Os autores assinalam que “se não forem alocados os necessários recursos humanos e financeiros para a concretização da prestação de cuidados de saúde mental na comunidade, esta “pode estar ameaçada”.
Alerta também para as dificuldades de articulação entre os serviços de saúde mental e os cuidados de saúde primários, que dificulta referenciação dos doentes.
Psicólogos e terapeutas, precisam-se
Para os autores do estudo, estes constrangimentos podem estar na base do elevado consumo de psicofármacos em Portugal, uma vez que a grande maioria dos casos de depressão e ansiedade são tratados com medicamentos devido à ausência de terapia psicológica nos centros de saúde.
Em declarações à agência Lusa, o presidente do CNS, Henrique Barros, afirmou que o país partiu de “uma situação em que a doença mental era varrida para um espaço confinado, de esquecimento e de silêncio”, em que “o número de profissionais era extraordinariamente exíguo”.
“Esse foi o caminho que teve de ser feito, mas agora é tempo, naturalmente, de investir mais, de acelerar e de responder às necessidades que forem encontradas”, defendeu.
Para isso, sustentou, é preciso aumentar, por exemplo, a resposta em termos de psicólogos e terapeutas no SNS, para fazer o caminho de “sair de uma medicalização excessiva e manifestamente desadequada, mas que é a resposta mais possível e imediata, para uma resposta mais correta, mas que exige mais relação humana, mais tempo, mais contacto”.
Henrique Barros realçou que o relatório, feito por um conjunto de pessoas com formações profissionais diversas e que traça o retrato da saúde mental em Portugal, “propõe um compromisso para os próximos três anos que leve a concretizar algumas soluções muito eficazes”.
“Sabemos [que estas soluções] não se conseguem com um passo de mágica, conseguem-se com trabalho e com investimento em recursos humanos e recursos materiais”, disse, rematando: “temos de enfrentar essa realidade se não queremos simplesmente limitar-nos a fazer diagnósticos”.

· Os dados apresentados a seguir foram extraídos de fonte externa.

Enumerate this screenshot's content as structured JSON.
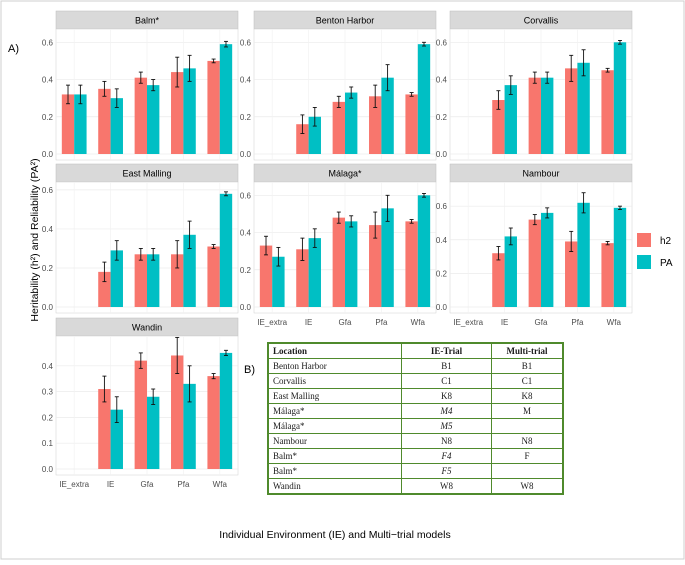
{
  "panel_label_a": "A)",
  "panel_label_b": "B)",
  "y_axis_label": "Heritability (h²) and Reliability (PA²)",
  "x_axis_label": "Individual Environment (IE) and Multi−trial models",
  "legend": [
    {
      "name": "h2",
      "color": "#f8766d"
    },
    {
      "name": "PA",
      "color": "#00bfc4"
    }
  ],
  "chart_data": [
    {
      "type": "bar",
      "title": "Balm*",
      "categories": [
        "IE_extra",
        "IE",
        "Gfa",
        "Pfa",
        "Wfa"
      ],
      "ylim": [
        0,
        0.65
      ],
      "yticks": [
        "0.0",
        "0.2",
        "0.4",
        "0.6"
      ],
      "grid": true,
      "series": [
        {
          "name": "h2",
          "values": [
            null,
            0.35,
            0.41,
            0.44,
            0.5
          ],
          "err": [
            null,
            0.04,
            0.03,
            0.08,
            0.01
          ]
        },
        {
          "name": "PA",
          "values": [
            0.32,
            0.3,
            0.37,
            0.46,
            0.59
          ],
          "err": [
            0.05,
            0.05,
            0.03,
            0.07,
            0.015
          ]
        }
      ],
      "note_first_h2": 0.32,
      "note_first_h2_err": 0.05
    },
    {
      "type": "bar",
      "title": "Benton Harbor",
      "categories": [
        "IE_extra",
        "IE",
        "Gfa",
        "Pfa",
        "Wfa"
      ],
      "ylim": [
        0,
        0.65
      ],
      "yticks": [
        "0.0",
        "0.2",
        "0.4",
        "0.6"
      ],
      "grid": true,
      "series": [
        {
          "name": "h2",
          "values": [
            null,
            0.16,
            0.28,
            0.31,
            0.32
          ],
          "err": [
            null,
            0.05,
            0.03,
            0.06,
            0.01
          ]
        },
        {
          "name": "PA",
          "values": [
            null,
            0.2,
            0.33,
            0.41,
            0.59
          ],
          "err": [
            null,
            0.05,
            0.03,
            0.07,
            0.01
          ]
        }
      ]
    },
    {
      "type": "bar",
      "title": "Corvallis",
      "categories": [
        "IE_extra",
        "IE",
        "Gfa",
        "Pfa",
        "Wfa"
      ],
      "ylim": [
        0,
        0.65
      ],
      "yticks": [
        "0.0",
        "0.2",
        "0.4",
        "0.6"
      ],
      "grid": true,
      "series": [
        {
          "name": "h2",
          "values": [
            null,
            0.29,
            0.41,
            0.46,
            0.45
          ],
          "err": [
            null,
            0.05,
            0.03,
            0.07,
            0.01
          ]
        },
        {
          "name": "PA",
          "values": [
            null,
            0.37,
            0.41,
            0.49,
            0.6
          ],
          "err": [
            null,
            0.05,
            0.03,
            0.07,
            0.01
          ]
        }
      ]
    },
    {
      "type": "bar",
      "title": "East Malling",
      "categories": [
        "IE_extra",
        "IE",
        "Gfa",
        "Pfa",
        "Wfa"
      ],
      "ylim": [
        0,
        0.62
      ],
      "yticks": [
        "0.0",
        "0.2",
        "0.4",
        "0.6"
      ],
      "grid": true,
      "series": [
        {
          "name": "h2",
          "values": [
            null,
            0.18,
            0.27,
            0.27,
            0.31
          ],
          "err": [
            null,
            0.05,
            0.03,
            0.07,
            0.01
          ]
        },
        {
          "name": "PA",
          "values": [
            null,
            0.29,
            0.27,
            0.37,
            0.58
          ],
          "err": [
            null,
            0.05,
            0.03,
            0.07,
            0.01
          ]
        }
      ]
    },
    {
      "type": "bar",
      "title": "Málaga*",
      "categories": [
        "IE_extra",
        "IE",
        "Gfa",
        "Pfa",
        "Wfa"
      ],
      "ylim": [
        0,
        0.65
      ],
      "yticks": [
        "0.0",
        "0.2",
        "0.4",
        "0.6"
      ],
      "grid": true,
      "series": [
        {
          "name": "h2",
          "values": [
            0.33,
            0.31,
            0.48,
            0.44,
            0.46
          ],
          "err": [
            0.05,
            0.06,
            0.03,
            0.07,
            0.01
          ]
        },
        {
          "name": "PA",
          "values": [
            0.27,
            0.37,
            0.46,
            0.53,
            0.6
          ],
          "err": [
            0.05,
            0.05,
            0.03,
            0.07,
            0.01
          ]
        }
      ]
    },
    {
      "type": "bar",
      "title": "Nambour",
      "categories": [
        "IE_extra",
        "IE",
        "Gfa",
        "Pfa",
        "Wfa"
      ],
      "ylim": [
        0,
        0.72
      ],
      "yticks": [
        "0.0",
        "0.2",
        "0.4",
        "0.6"
      ],
      "grid": true,
      "series": [
        {
          "name": "h2",
          "values": [
            null,
            0.32,
            0.52,
            0.39,
            0.38
          ],
          "err": [
            null,
            0.04,
            0.03,
            0.06,
            0.01
          ]
        },
        {
          "name": "PA",
          "values": [
            null,
            0.42,
            0.56,
            0.62,
            0.59
          ],
          "err": [
            null,
            0.05,
            0.03,
            0.06,
            0.01
          ]
        }
      ]
    },
    {
      "type": "bar",
      "title": "Wandin",
      "categories": [
        "IE_extra",
        "IE",
        "Gfa",
        "Pfa",
        "Wfa"
      ],
      "ylim": [
        0,
        0.5
      ],
      "yticks": [
        "0.0",
        "0.1",
        "0.2",
        "0.3",
        "0.4"
      ],
      "grid": true,
      "series": [
        {
          "name": "h2",
          "values": [
            null,
            0.31,
            0.42,
            0.44,
            0.36
          ],
          "err": [
            null,
            0.05,
            0.03,
            0.07,
            0.01
          ]
        },
        {
          "name": "PA",
          "values": [
            null,
            0.23,
            0.28,
            0.33,
            0.45
          ],
          "err": [
            null,
            0.05,
            0.03,
            0.07,
            0.01
          ]
        }
      ]
    }
  ],
  "table": {
    "headers": [
      "Location",
      "IE-Trial",
      "Multi-trial"
    ],
    "rows": [
      [
        "Benton Harbor",
        "B1",
        "B1"
      ],
      [
        "Corvallis",
        "C1",
        "C1"
      ],
      [
        "East Malling",
        "K8",
        "K8"
      ],
      [
        "Málaga*",
        "M4",
        "M"
      ],
      [
        "Málaga*",
        "M5",
        ""
      ],
      [
        "Nambour",
        "N8",
        "N8"
      ],
      [
        "Balm*",
        "F4",
        "F"
      ],
      [
        "Balm*",
        "F5",
        ""
      ],
      [
        "Wandin",
        "W8",
        "W8"
      ]
    ],
    "italic_ie": [
      false,
      false,
      false,
      true,
      true,
      false,
      true,
      true,
      false
    ]
  }
}
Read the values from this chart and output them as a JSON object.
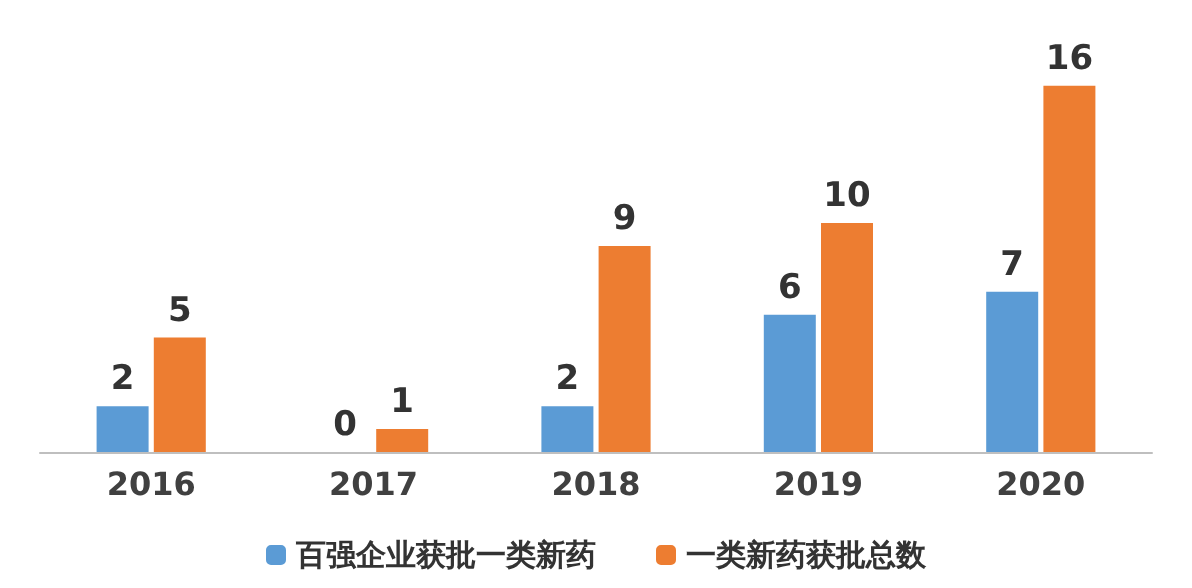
{
  "chart_data": {
    "type": "bar",
    "categories": [
      "2016",
      "2017",
      "2018",
      "2019",
      "2020"
    ],
    "series": [
      {
        "name": "百强企业获批一类新药",
        "color": "#5b9bd5",
        "values": [
          2,
          0,
          2,
          6,
          7
        ]
      },
      {
        "name": "一类新药获批总数",
        "color": "#ed7d31",
        "values": [
          5,
          1,
          9,
          10,
          16
        ]
      }
    ],
    "data_labels": true,
    "legend": "bottom"
  }
}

O estudo, que será divulgado hoje no 3.º Fórum do CNS, recomenda a criação de uma estratégia nacional para “a promoção e prevenção em saúde mental” nas escolas, universidades e locais de trabalho, nos setores público e privado, que seja “assegurada a capacidade financeira imprescindível” para garantir o cumprimento das iniciativas e seja "apresentado e implementado o Plano Nacional de Saúde para as Demências".
Perturbações mentais são a principal causa de incapacidade
As perturbações mentais são a principal causa de incapacidade e a terceira causa em termos de carga da doença, sendo responsáveis por cerca de um terço dos anos de vida saudáveis perdidos devido a doenças crónicas não transmissíveis.
Uma estimativa (subestimada) dos custos com a doença mental em Portugal aponta para 3,7% do Produto Interno Bruto, correspondendo a 6,6 mil milhões de euros.
"Apesar da sua importância central no bem-estar dos indivíduos e impacto transversal na sociedade, a saúde mental, e em particular a sua promoção, não tem sido considerada uma prioridade a nível das políticas de saúde e das comunidades", continuando "a existir desafios ainda sem solução nesta área: as transformações demográficas, as desigualdades, as barreiras à reforma dos cuidados de saúde mental, as respostas da comunidade", conclui.